In this application note, capsaicins are used as a model for compounds difficult to resolve with flash chromatography. Capsaicin compounds possess very similar structures making them difficult to resolve from each other. Although these compounds can be resolved on flash chromatography columns, such as the RediSep® Rf Gold C18, preparative high pressure liquid chromatography (prep HPLC) can provide improved resolution due to their smaller particle size and better packing compared to Flash columns. The Teledyne Isco CombiFlash® EZ Prep is a dual function system that is ideal for performing the initial purification of crude mixtures on inexpensive flash columns, with final purification on prep HPLC in a single system requiring lab space similar to a flash-only system. The flash column captures material that would be permanently retained on the HPLC column, and thus enables higher loading of the desired compound(s) on the HPLC column. Undesired materials are removed using the flash column.

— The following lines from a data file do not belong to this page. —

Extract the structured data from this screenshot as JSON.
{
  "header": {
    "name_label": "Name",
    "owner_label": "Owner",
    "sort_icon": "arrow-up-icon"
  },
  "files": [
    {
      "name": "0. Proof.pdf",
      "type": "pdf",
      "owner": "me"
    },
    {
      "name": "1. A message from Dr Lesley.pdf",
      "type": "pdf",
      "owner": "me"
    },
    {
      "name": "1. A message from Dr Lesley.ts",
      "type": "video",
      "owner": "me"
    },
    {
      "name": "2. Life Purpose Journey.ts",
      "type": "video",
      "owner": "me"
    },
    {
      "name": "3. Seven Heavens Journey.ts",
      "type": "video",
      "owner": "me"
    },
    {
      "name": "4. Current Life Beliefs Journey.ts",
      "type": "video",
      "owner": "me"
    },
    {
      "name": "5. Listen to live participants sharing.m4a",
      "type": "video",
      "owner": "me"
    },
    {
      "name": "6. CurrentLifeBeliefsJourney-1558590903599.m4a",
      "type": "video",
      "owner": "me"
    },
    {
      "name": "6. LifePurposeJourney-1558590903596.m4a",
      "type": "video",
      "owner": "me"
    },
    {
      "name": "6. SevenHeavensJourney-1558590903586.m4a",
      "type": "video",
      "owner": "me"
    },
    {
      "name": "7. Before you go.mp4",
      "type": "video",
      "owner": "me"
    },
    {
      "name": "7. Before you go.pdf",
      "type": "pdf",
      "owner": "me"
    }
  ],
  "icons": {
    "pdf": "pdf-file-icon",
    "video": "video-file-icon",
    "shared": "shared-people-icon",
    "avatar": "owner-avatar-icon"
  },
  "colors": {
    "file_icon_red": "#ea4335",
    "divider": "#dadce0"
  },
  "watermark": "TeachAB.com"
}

Detection and identification of the compounds was done with a PurIon mass spectrometer.
Capsaicin compounds are often used as a model for plant extracts. These compounds are of interest for pain relief1, suppression of tumorigenesis2 to increase bladder capacity, and reduce nausea3. Compounds in the capsaicin family are very similar in structure and polarity making them difficult to resolve. A high quality flash column such as a RediSep Rf Gold C18 column, has been shown to resolve a mixture of capsaicins sufficiently well to purify and identify three compounds4 (Figure 1).
A fragment common to the capsaicin compounds is the peak at m/z=137 created from the phenolic portion of the molecule (Figure 2)5. This fragment allows easy identification of those peaks which are capsaicinoids from those peaks not containing this compound family. For example, peak 4 in Figure 1 and Table 1 does not exhibit this fragment and is therefore presumed not to be a capsaicinoid.